Using a standard formula to discount the perpetuity annuities (Equivalent Annual Cash, EAC) or adjusted net present value (i.e. assume that it is possible to re-invest with same terms in the future to make life span equal).

Question 3 (4p) A company is evaluating three mutually exclusively IT-systems which have the following expected pay-offs (MUSD) in respect to three different economic states (recession, normal and boom): Alternatives 1 2 3 Recession 8 8 7 Normal 9 8 8 Boom 10 8 9

Which alternative will be chosen if you use some of the following criterion: a) Maximin (Pessimist Criterion) (1p)

Choose alternative 1 or 2
b) Maximax (Optimist Criterion) (1p)

Choose alternative 1
c) According to expected (monetary) value criterion if we assume that the probability for Recession is 30%, for Normal is 30%, and for Boom is 40%. (2p)

Alternative 1: EMW= 0,3*8+0,3*9+0,4*10=9,1 Alternative 2: EMW= 0,3*8+0,3*8+0,4*8= 8 Alternative 3: EMW= 0,3*7+0,3*8+0,4*9= 8,1 Choose alternative 1

Question 4 (6p) A company uses the Analytical Hierarchy Process (AHP) to evaluate two (mutually exclusive) computer systems; A and B. They are considering two factors that are important; flexibility and price. The project manager, who sadly have not taken the course "IT investments and procurements", failed to reach further than the second step in this process. Your job is to continue the process until you have reached a basis for decision (i.e. no need to determine consistency ratio). Flexibility Computer system A Computer system B Computer system A 1 1/3 Computer system B 3 1

Price Computer system A Computer system B

Computer system A 1 2

Computer system B 1/2 1

If we assume price is favoured 3 to 1 over flexibility: then we should choose computer system A (0,6458).

Question 5 (4p) Explain the meaning of following two terms, that both are associated with investment decisions, in a concise way (max 5 sentences/term).
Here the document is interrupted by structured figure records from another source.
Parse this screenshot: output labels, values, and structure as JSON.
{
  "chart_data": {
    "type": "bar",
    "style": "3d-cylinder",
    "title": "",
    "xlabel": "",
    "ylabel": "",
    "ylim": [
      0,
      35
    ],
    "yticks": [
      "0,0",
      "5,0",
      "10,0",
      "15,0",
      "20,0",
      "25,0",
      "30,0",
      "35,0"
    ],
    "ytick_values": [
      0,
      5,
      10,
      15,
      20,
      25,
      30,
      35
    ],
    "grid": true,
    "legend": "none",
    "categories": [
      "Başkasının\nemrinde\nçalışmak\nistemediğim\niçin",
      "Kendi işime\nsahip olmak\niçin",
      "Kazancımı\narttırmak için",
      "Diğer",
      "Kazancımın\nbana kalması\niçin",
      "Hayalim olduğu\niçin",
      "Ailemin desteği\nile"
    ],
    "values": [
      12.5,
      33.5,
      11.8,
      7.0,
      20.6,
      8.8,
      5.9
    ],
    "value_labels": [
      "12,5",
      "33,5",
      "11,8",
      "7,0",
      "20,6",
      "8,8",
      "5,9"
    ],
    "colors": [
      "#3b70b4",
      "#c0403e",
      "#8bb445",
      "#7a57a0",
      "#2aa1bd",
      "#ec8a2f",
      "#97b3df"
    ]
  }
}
a) Cost/Benefit analysis (3p): An evaluation method that consider the net value-added benefits (benefits: e.g. increased productivity, reduced working hours, better customer service, less maintenance work and cost e.g.: adaption, service, or hardware) besides the financial ones. The benefits and costs associated with the investments are "translated" into monetary terms and are discounted using one of the investment appraisal techniques PB, ARR, IRR or NPV. This methods can be used ex ante, during or for ex post evaluation.
b) Risk (1p):

Under this environment some information on the payoffs are available but are presented in a probabilistic fashion or The potential that a decision will lead to a loss (an undesirable outcome).